Figures 5 and 6 show representative results obtained for the different methods under comparison. Consistent with the quantitative results summarized in Tables 2 and 3, our method yielded visually better results than the alternative methods under comparison. In particular, the deep learning model in image domain yielded a slightly oversmoothed image. Further, the images reconstructed by our method had minimal difference with those reconstructed from the complete k-space data compared to the performance of the other deep learning methods either in the image domain or in k-space.

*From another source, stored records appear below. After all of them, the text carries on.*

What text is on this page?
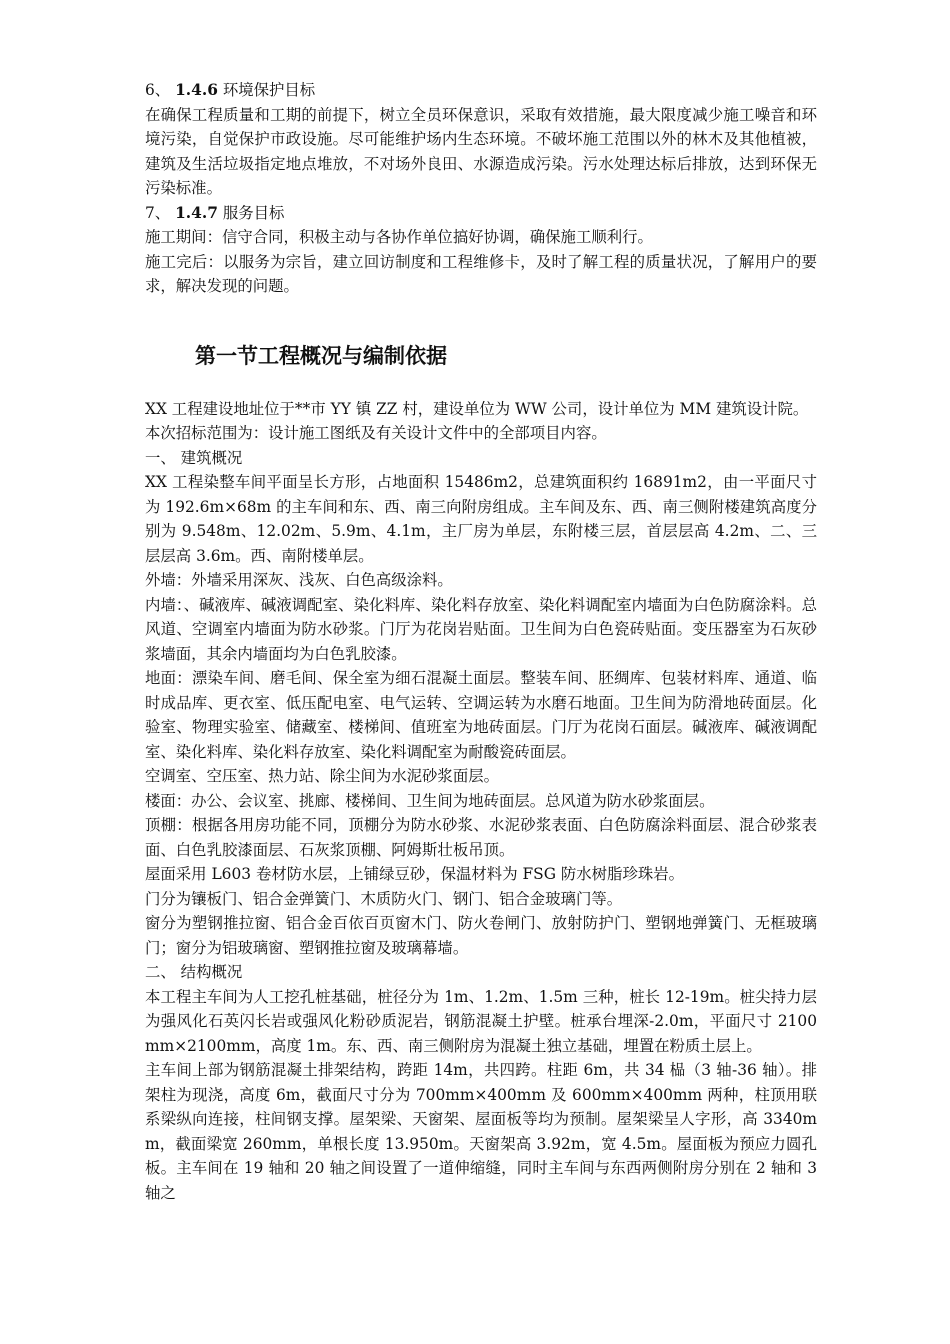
6、 1.4.6 环境保护目标

在确保工程质量和工期的前提下，树立全员环保意识，采取有效措施，最大限度减少施工噪音和环境污染，自觉保护市政设施。尽可能维护场内生态环境。不破坏施工范围以外的林木及其他植被，建筑及生活垃圾指定地点堆放，不对场外良田、水源造成污染。污水处理达标后排放，达到环保无污染标准。

7、 1.4.7 服务目标

施工期间：信守合同，积极主动与各协作单位搞好协调，确保施工顺利行。

施工完后：以服务为宗旨，建立回访制度和工程维修卡，及时了解工程的质量状况，了解用户的要求，解决发现的问题。

第一节工程概况与编制依据

XX 工程建设地址位于**市 YY 镇 ZZ 村，建设单位为 WW 公司，设计单位为 MM 建筑设计院。

本次招标范围为：设计施工图纸及有关设计文件中的全部项目内容。

一、 建筑概况

XX 工程染整车间平面呈长方形，占地面积 15486m2，总建筑面积约 16891m2，由一平面尺寸为 192.6m×68m 的主车间和东、西、南三向附房组成。主车间及东、西、南三侧附楼建筑高度分别为 9.548m、12.02m、5.9m、4.1m，主厂房为单层，东附楼三层，首层层高 4.2m、二、三层层高 3.6m。西、南附楼单层。

外墙：外墙采用深灰、浅灰、白色高级涂料。

内墙：、碱液库、碱液调配室、染化料库、染化料存放室、染化料调配室内墙面为白色防腐涂料。总风道、空调室内墙面为防水砂浆。门厅为花岗岩贴面。卫生间为白色瓷砖贴面。变压器室为石灰砂浆墙面，其余内墙面均为白色乳胶漆。

地面：漂染车间、磨毛间、保全室为细石混凝土面层。整装车间、胚绸库、包装材料库、通道、临时成品库、更衣室、低压配电室、电气运转、空调运转为水磨石地面。卫生间为防滑地砖面层。化验室、物理实验室、储藏室、楼梯间、值班室为地砖面层。门厅为花岗石面层。碱液库、碱液调配室、染化料库、染化料存放室、染化料调配室为耐酸瓷砖面层。

空调室、空压室、热力站、除尘间为水泥砂浆面层。

楼面：办公、会议室、挑廊、楼梯间、卫生间为地砖面层。总风道为防水砂浆面层。

顶棚：根据各用房功能不同，顶棚分为防水砂浆、水泥砂浆表面、白色防腐涂料面层、混合砂浆表面、白色乳胶漆面层、石灰浆顶棚、阿姆斯壮板吊顶。

屋面采用 L603 卷材防水层，上铺绿豆砂，保温材料为 FSG 防水树脂珍珠岩。

门分为镶板门、铝合金弹簧门、木质防火门、钢门、铝合金玻璃门等。

窗分为塑钢推拉窗、铝合金百依百页窗木门、防火卷闸门、放射防护门、塑钢地弹簧门、无框玻璃门；窗分为铝玻璃窗、塑钢推拉窗及玻璃幕墙。

二、 结构概况

本工程主车间为人工挖孔桩基础，桩径分为 1m、1.2m、1.5m 三种，桩长 12-19m。桩尖持力层为强风化石英闪长岩或强风化粉砂质泥岩，钢筋混凝土护壁。桩承台埋深-2.0m，平面尺寸 2100mm×2100mm，高度 1m。东、西、南三侧附房为混凝土独立基础，埋置在粉质土层上。

主车间上部为钢筋混凝土排架结构，跨距 14m，共四跨。柱距 6m，共 34 榀（3 轴-36 轴）。排架柱为现浇，高度 6m，截面尺寸分为 700mm×400mm 及 600mm×400mm 两种，柱顶用联系梁纵向连接，柱间钢支撑。屋架梁、天窗架、屋面板等均为预制。屋架梁呈人字形，高 3340mm，截面梁宽 260mm，单根长度 13.950m。天窗架高 3.92m，宽 4.5m。屋面板为预应力圆孔板。主车间在 19 轴和 20 轴之间设置了一道伸缩缝，同时主车间与东西两侧附房分别在 2 轴和 3 轴之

B. Visualization of attention maps
Figure 7 shows representative frequency-attention maps learned by our method with the number of input slices set to three for image reconstruction from undersampled k-space data using Cartesian sampling based on the Stanford dataset (top row) and radial sampling based on the fastMRI dataset (bottom row). Not surprisingly, the learned frequency-attention maps had varied weights at different spatial frequencies, indicating that k-space data at different frequencies contributed differently to the image reconstruction. It is worth noting that the last frequency-attention map largely complemented the downsampling sampling pattern to guarantee the network to generate a residual k-space interpolation map (lower attention to the sampled datapoints), which was added to the down-sampled k-space data through the residual connection (Figure 1) to reconstruct the image, leading to efficient and effective image reconstruction.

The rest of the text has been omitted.